With the many bills an adult needs to deal with, it can be quite taxing to keep a strong financial strategy together. One of these monetary issues may be student loans, as many college grads are still dealing with a high debt level while trying to take care of other expenses.
Approximately one in every six adults have not yet finished their student loan payments, a report from FindLaw.com explained. However, just 7 percent reported they owed at least $50,000, while the vast majority had a bill that was less than $25,000.
“As the cost of a college education has risen, so has the number of graduates carrying a substantial amount of student loan debt,” said Stephanie Rahlfs, an attorney-editor with FindLaw.com. “Ideally, students use their degrees to land well-paying jobs and quickly pay off their loans. But job markets are cyclical and careers don’t always go according to plan. Student loans can be a big financial burden, but there are various options available to those who are unable to repay their loans.”

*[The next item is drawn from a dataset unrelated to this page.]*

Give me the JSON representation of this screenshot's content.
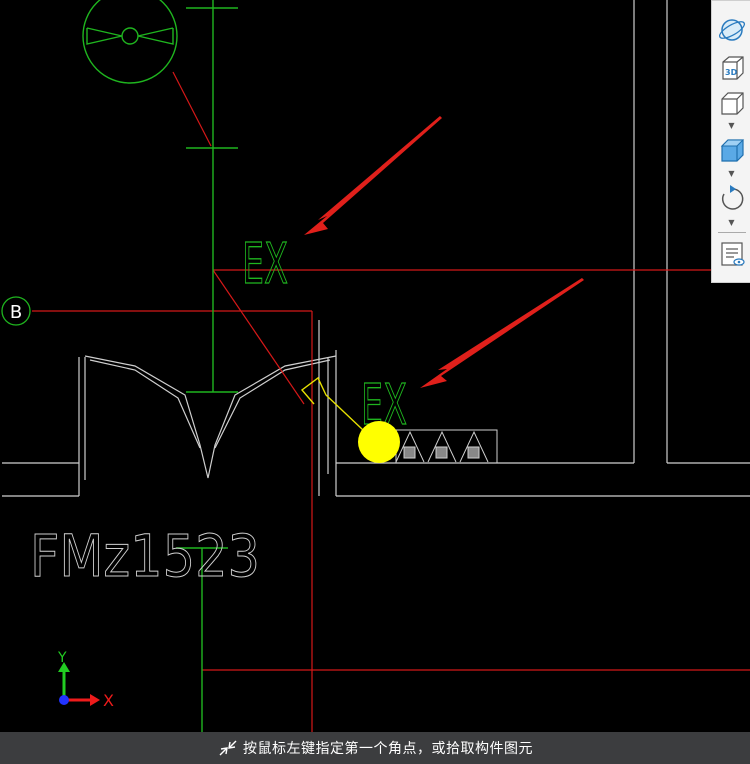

Student loans were a popular option to help deal with college expenses. The report explained that close to one-third of those who completed a college education had these payment options. Of those, approximately 55 percent are working to pay these down, and nearly 70 percent of the group were in an age bracket between 24 and 44 years old.
Despite this, there is still a majority of those with student loan payments outstanding. The report added that less than half have paid off their loans, or had them removed for various reasons.
Many workers set to earn more money
Getting bills such as college loans paid off may take an extra focus on financial discipline, but earning more money overall can help young people. Prioritizing hard work may help some individuals take care of their finances more easily.
The salary increase level this year should rise to approximately 2.9 percent, a report from Aon Hewitt explained. This would be a jump from the lowest level on record of 1.8, recorded in 2009. Additionally, another gain may occur in 2014, as the figure could reach 3 percent.
Next year’s level would be the most impressive salary gain in the past six years, the report added. In 2008, the figure was 3.7 percent, on average.